Mudança educacional precisa ocorrer
Uma pesquisa recente do Instituto Brasileiro de Geografia e Estatística (IBGE) revela aspectos complexos e razoavelmente conhecidos sobre violência doméstica: muitas vezes o agressor está ao lado. Segundo os dados, 2,7% das mulheres maiores de 18 anos foram agredidas por desconhecidos. Quando o agressor é alguém conhecido da vítima, o índice sobe para 3,1%. Em números absolutos, nos 12 meses da pesquisa, 2,4 milhões de mulheres foram atacadas por agressores que conheciam. Já os desconhecidos agrediram 2 milhões de mulheres.
Nesse contexto, é preciso fugir do aspecto penal e repensar o modelo educacional. Além de medidas para penalizar o agressor, são fundamentais ações de conscientização, como destaca a advogada Xênia Mello: “A Maria da Penha prevê medidas educacionais regulares. O que está falhando é a implementação pedagógica, a prática do que já está previsto em lei. A violência contra a mulher deve ser debatida nas escolas para criarmos uma cultura de respeito ao gênero. Se não, os índices de violência seguirão altos”.

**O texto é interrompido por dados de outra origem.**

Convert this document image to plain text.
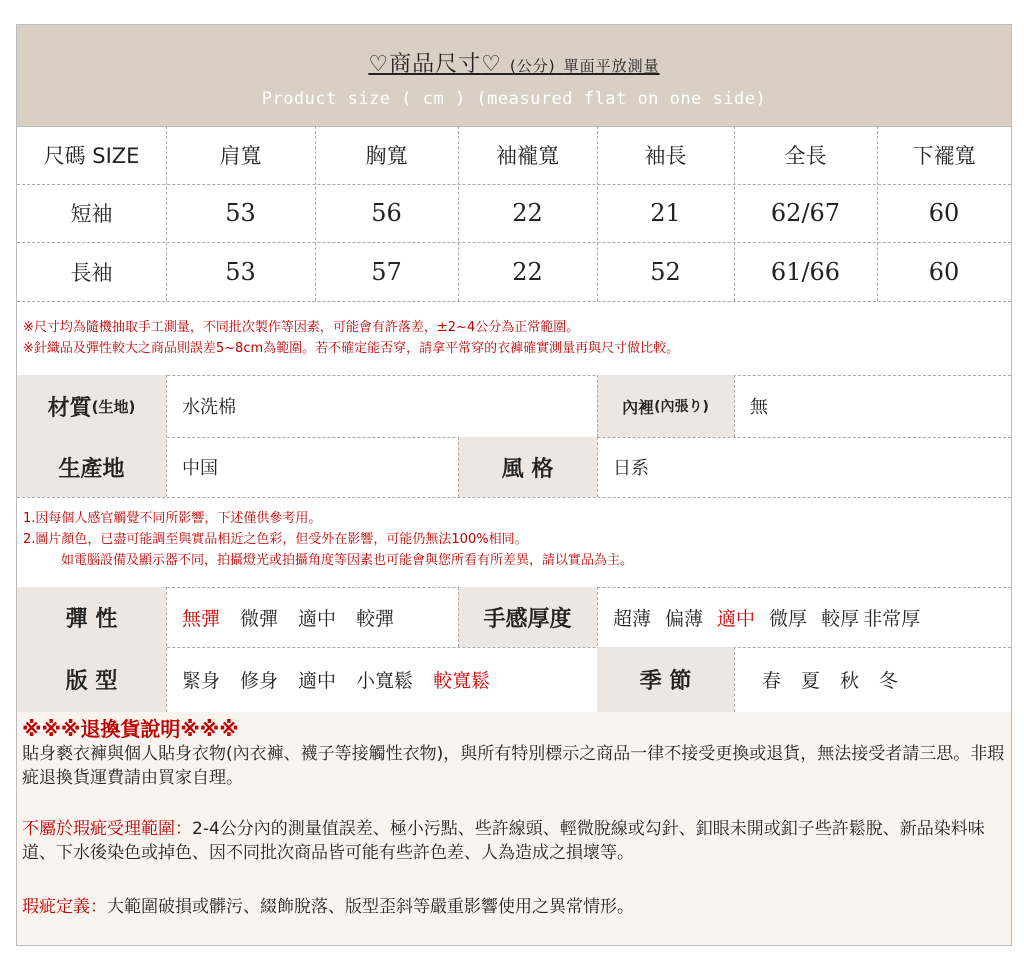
♡商品尺寸♡ (公分) 單面平放測量
Product size ( cm ) (measured flat on one side)
尺碼 SIZE	肩寬	胸寬	袖襱寬	袖長	全長	下襬寬
短袖	53	56	22	21	62/67	60
長袖	53	57	22	52	61/66	60
※尺寸均為隨機抽取手工測量，不同批次製作等因素，可能會有許落差，±2~4公分為正常範圍。
※針織品及彈性較大之商品則誤差5~8cm為範圍。若不確定能否穿，請拿平常穿的衣褲確實測量再與尺寸做比較。
材質 (生地)	水洗棉	內裡 (內張り)	無
生產地	中国	風 格	日系
1.因每個人感官觸覺不同所影響，下述僅供參考用。
2.圖片顏色，已盡可能調至與實品相近之色彩，但受外在影響，可能仍無法100%相同。
如電腦設備及顯示器不同，拍攝燈光或拍攝角度等因素也可能會與您所看有所差異，請以實品為主。
彈 性	無彈 微彈 適中 較彈	手感厚度	超薄 偏薄 適中 微厚 較厚 非常厚
版 型	緊身 修身 適中 小寬鬆 較寬鬆	季 節	春 夏 秋 冬
※※※退換貨說明※※※
貼身褻衣褲與個人貼身衣物(內衣褲、襪子等接觸性衣物)，與所有特別標示之商品一律不接受更換或退貨，無法接受者請三思。非瑕疵退換貨運費請由買家自理。
不屬於瑕疵受理範圍：2-4公分內的測量值誤差、極小污點、些許線頭、輕微脫線或勾針、釦眼未開或釦子些許鬆脫、新品染料味道、下水後染色或掉色、因不同批次商品皆可能有些許色差、人為造成之損壞等。
瑕疵定義：大範圍破損或髒污、綴飾脫落、版型歪斜等嚴重影響使用之異常情形。
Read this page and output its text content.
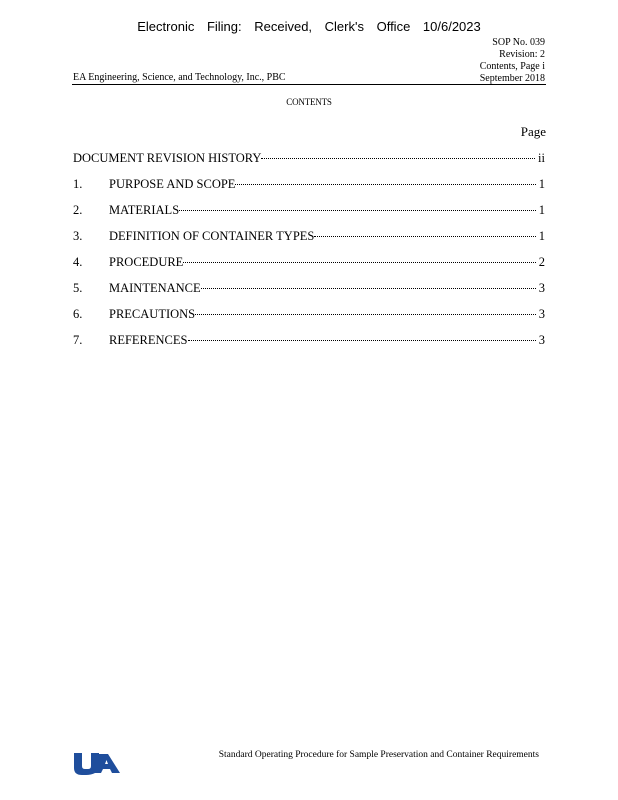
Electronic Filing: Received, Clerk's Office 10/6/2023
EA Engineering, Science, and Technology, Inc., PBC
SOP No. 039
Revision: 2
Contents, Page i
September 2018
CONTENTS
Page
DOCUMENT REVISION HISTORY	ii
1.	PURPOSE AND SCOPE	1
2.	MATERIALS	1
3.	DEFINITION OF CONTAINER TYPES	1
4.	PROCEDURE	2
5.	MAINTENANCE	3
6.	PRECAUTIONS	3
7.	REFERENCES	3
Standard Operating Procedure for Sample Preservation and Container Requirements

Por outro lado, é preciso que os instrumentos legais sejam eficazes e reduzam a sensação de tolerância aos crimes. Para a advogada Priscilla Placha Sá, presidente da Comissão da Advocacia Criminal da OAB, houve apenas investimento virtual desde 2006. “Estabelecemos uma lei, mas não se aumentou o número de juízes, promotores e policiais. As condições são precárias e não garantem a segurança da mulher que está em situação de vulnerabilidade. Como garantir a eficácia de uma medida protetora se o Estado não realiza o seu papel básico de investimento em estrutura?”, pergunta.
O sexismo e as representações da mulher como subordinada à autoridade masculina também apontam a necessidade de se pensar não somente os efeitos, mas o modo jurídico de resolver as coisas. Ainda há uma ordem implícita que parece avaliar o “primado” masculino como aceitável, naturalizado, inerente.
Muitas vezes, em última instância moral, o agressor até tem sua responsabilidade amenizada. Para Priscilla, enquanto o foco for o combate à violência, pouco mudará no contexto social. “A questão é necessariamente educacional. Temos que implantar uma cultura da não-violência, desde cedo. É um erro combater primordialmente a consequência e não a causa. Temos de quebrar os padrões de violência na base”, completa.